Wednesday 19 June 2013

any way you slice depleted uranium, it's a war crime

I don't have much to say. I just want to echo
what has been said by John Pilger and others.
They see how the US fucks its enemies by
dropping nuclear waste on them. The survivors
get cancer at a rate of 50% and the US just
sits there like nothing happened.
Iraq, Afghanistan, Yugoslavia

That is well and truly fucked.
And the W.H.O. just doesn't want to get
involved. Well, fuck them, too.
sorry for the cussing, but those fuckers are killing
children through latent cancer.

Please read:  The Guardian



We've moved on from the Iraq war – but Iraqis don't have that choice
Like characters from The Great Gatsby, Britain and the US have arrogantly turned their backs and left a country in ruins
        John Pilger       
        Sunday 26 May 2013 18.00 BST       
        Jump to comments (487)
The dust in Iraq rolls down the long roads that are the desert's fingers. It gets in your eyes and nose and throat; it swirls in markets and school playgrounds, consuming children kicking a ball; and it carries, according to Dr Jawad Al-Ali, "the seeds of our death". An internationally respected cancer specialist at the Sadr teaching hospital in Basra, Dr Ali told me that in 1999, and today his warning is irrefutable. "Before the Gulf war," he said, "we had two or three cancer patients a month. Now we have 30 to 35 dying every month. Our studies indicate that 40 to 48% of the population in this area will get cancer: in five years' time to begin with, then long after. That's almost half the population. Most of my own family have it, and we have no history of the disease. It is like Chernobyl here; the genetic effects are new to us; the mushrooms grow huge; even the grapes in my garden have mutated and can't be eaten."
Along the corridor, Dr Ginan Ghalib Hassen, a paediatrician, kept a photo album of the children she was trying to save. Many had neuroblastoma. "Before the war, we saw only one case of this unusual tumour in two years," she said. "Now we have many cases, mostly with no family history.
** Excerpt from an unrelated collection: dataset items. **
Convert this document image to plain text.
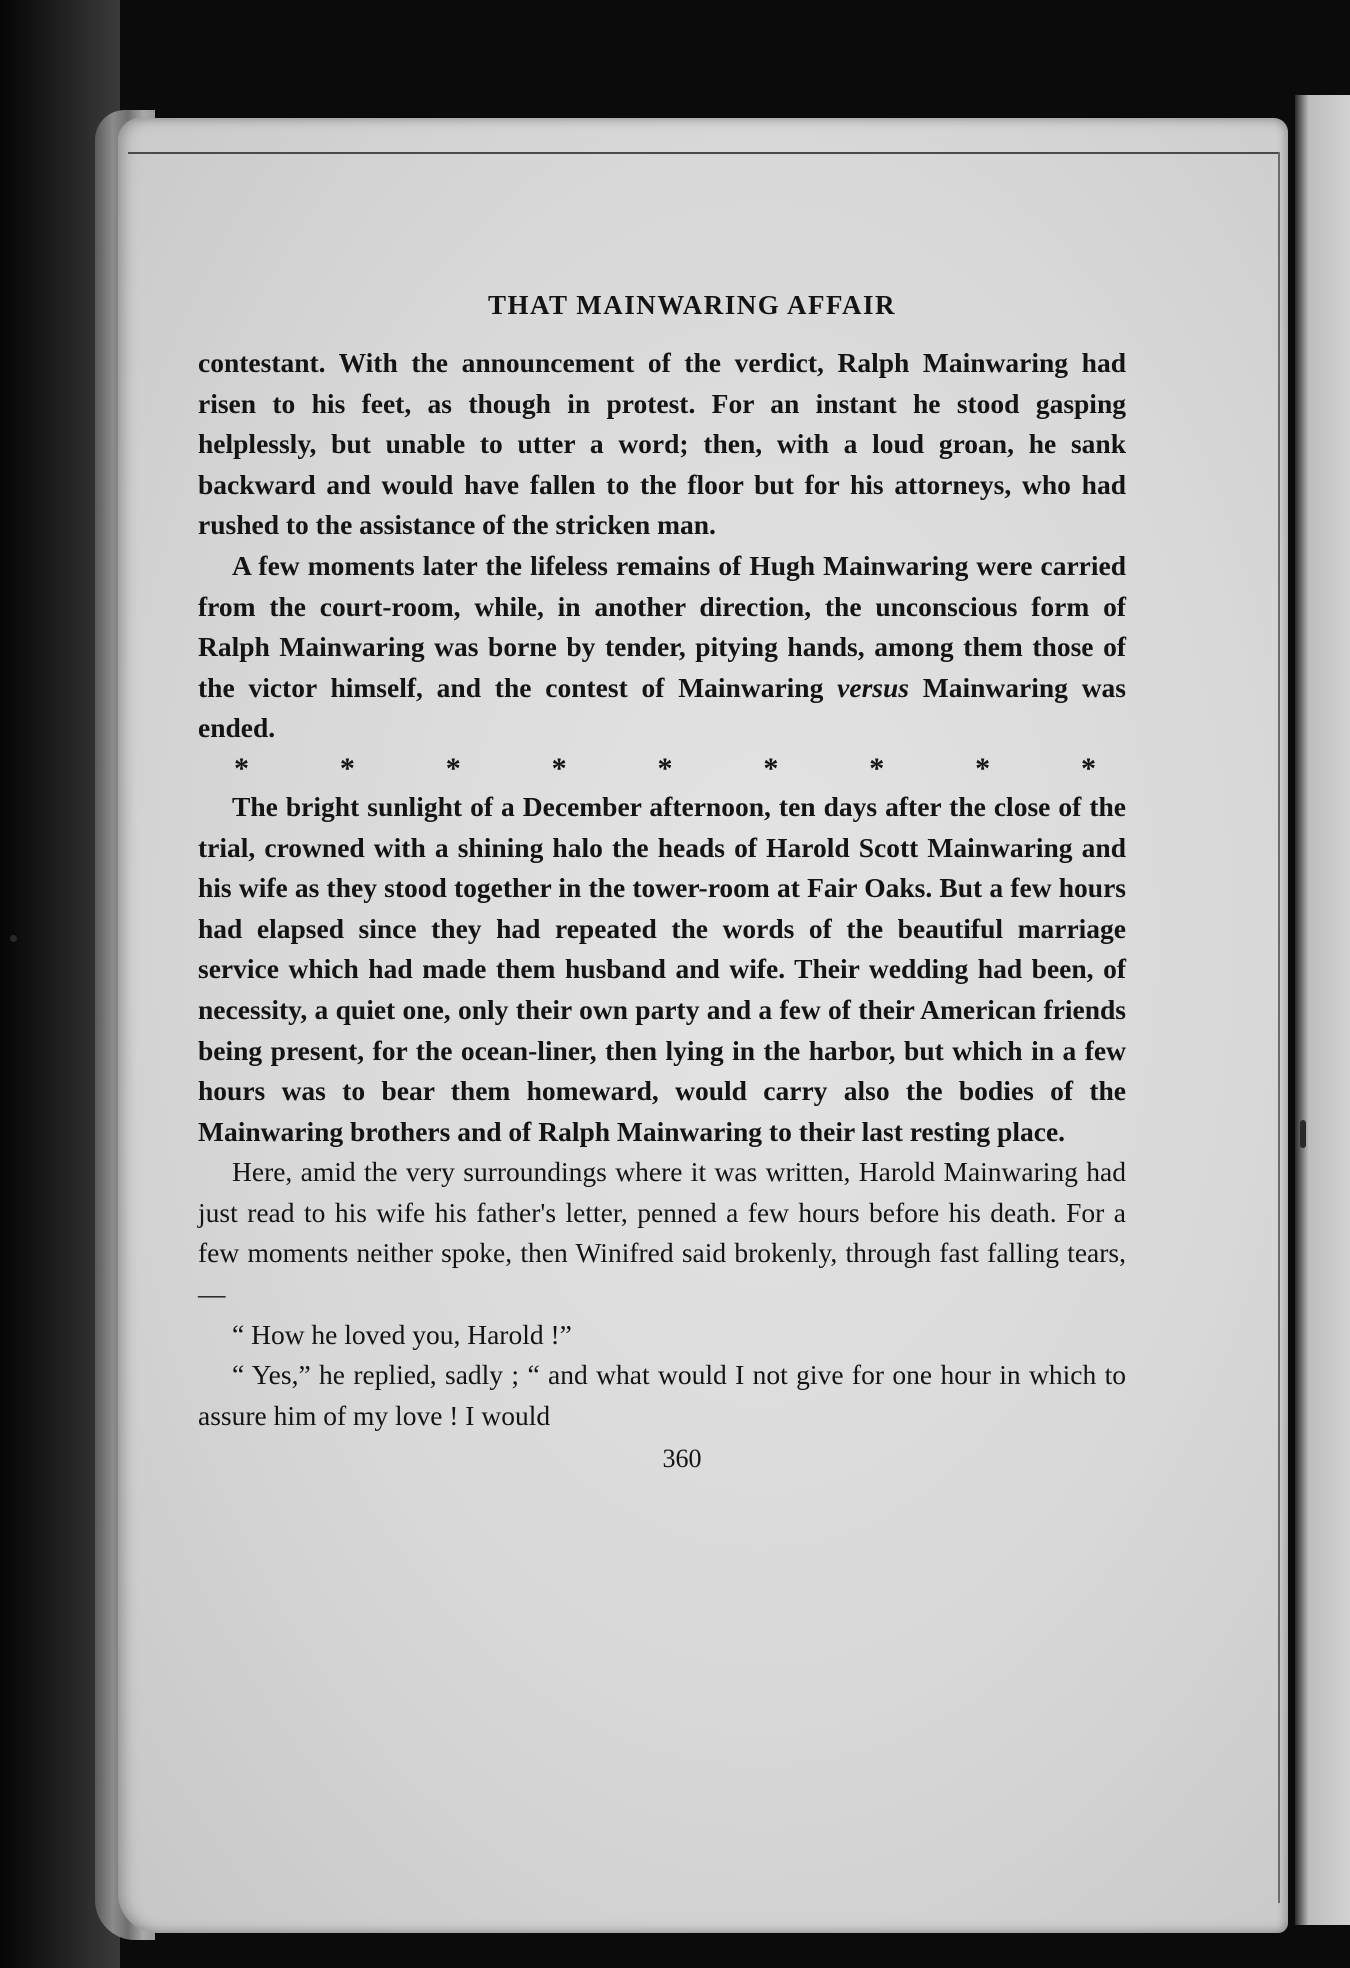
THAT MAINWARING AFFAIR

contestant. With the announcement of the verdict, Ralph Mainwaring had risen to his feet, as though in protest. For an instant he stood gasping helplessly, but unable to utter a word; then, with a loud groan, he sank backward and would have fallen to the floor but for his attorneys, who had rushed to the assistance of the stricken man.

A few moments later the lifeless remains of Hugh Mainwaring were carried from the court-room, while, in another direction, the unconscious form of Ralph Mainwaring was borne by tender, pitying hands, among them those of the victor himself, and the contest of Mainwaring versus Mainwaring was ended.

*	*	*	*	*	*	*	*	*

The bright sunlight of a December afternoon, ten days after the close of the trial, crowned with a shining halo the heads of Harold Scott Mainwaring and his wife as they stood together in the tower-room at Fair Oaks. But a few hours had elapsed since they had repeated the words of the beautiful marriage service which had made them husband and wife. Their wedding had been, of necessity, a quiet one, only their own party and a few of their American friends being present, for the ocean-liner, then lying in the harbor, but which in a few hours was to bear them homeward, would carry also the bodies of the Mainwaring brothers and of Ralph Mainwaring to their last resting place.

Here, amid the very surroundings where it was written, Harold Mainwaring had just read to his wife his father's letter, penned a few hours before his death. For a few moments neither spoke, then Winifred said brokenly, through fast falling tears,—

“ How he loved you, Harold !”

“ Yes,” he replied, sadly ; “ and what would I not give for one hour in which to assure him of my love ! I would

360
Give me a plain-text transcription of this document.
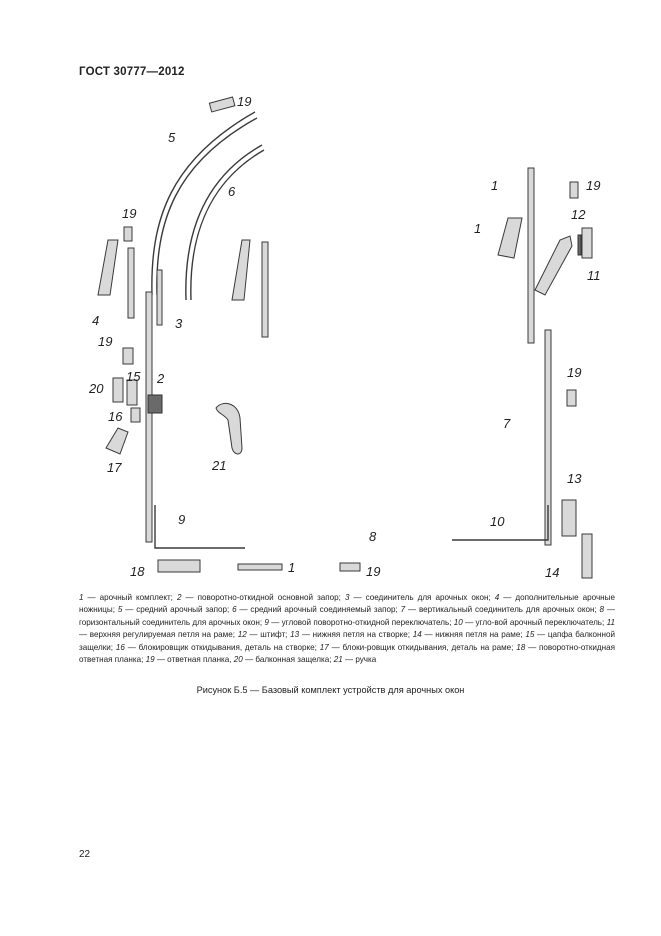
ГОСТ 30777—2012
19
5
6	1	19
1
12
19
11
4	3
19
2
15
20
19
16	7
17	21
13
9	10
8
18	1	19	14
1 — арочный комплект; 2 — поворотно-откидной основной запор; 3 — соединитель для арочных окон; 4 — дополнительные арочные ножницы; 5 — средний арочный запор; 6 — средний арочный соединяемый запор; 7 — вертикальный соединитель для арочных окон; 8 — горизонтальный соединитель для арочных окон; 9 — угловой поворотно-откидной переключатель; 10 — угло-вой арочный переключатель; 11 — верхняя регулируемая петля на раме; 12 — штифт; 13 — нижняя петля на створке; 14 — нижняя петля на раме; 15 — цапфа балконной защелки; 16 — блокировщик откидывания, деталь на створке; 17 — блоки-ровщик откидывания, деталь на раме; 18 — поворотно-откидная ответная планка; 19 — ответная планка, 20 — балконная защелка; 21 — ручка
Рисунок Б.5 — Базовый комплект устройств для арочных окон
22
I have studied what happened in Hiroshima. The sudden increase of such congenital malformations is the same."
Among the doctors I interviewed, there was little doubt that depleted uranium shells used by the Americans and British in the Gulf war were the cause. A US military physicist assigned to clean up the Gulf war battlefield across the border in Kuwait said, "Each round fired by an A-10 Warhog attack aircraft carried over 4,500 grams of solid uranium. Well over 300 tons of DU was used. It was a form of nuclear warfare."
Although the link with cancer is always difficult to prove absolutely, the Iraqi doctors argue that "the epidemic speaks for itself". The British oncologist Karol Sikora, chief of the World Health Organisation's cancer programme in the 1990s, wrote in the British Medical Journal: "Requested radiotherapy equipment, chemotherapy drugs and analgesics are consistently blocked by United States and British advisers [to the Iraq sanctions committee]." He told me, "We were specifically told [by the WHO] not to talk about the whole Iraq business. The WHO is not an organisation that likes to get involved in politics."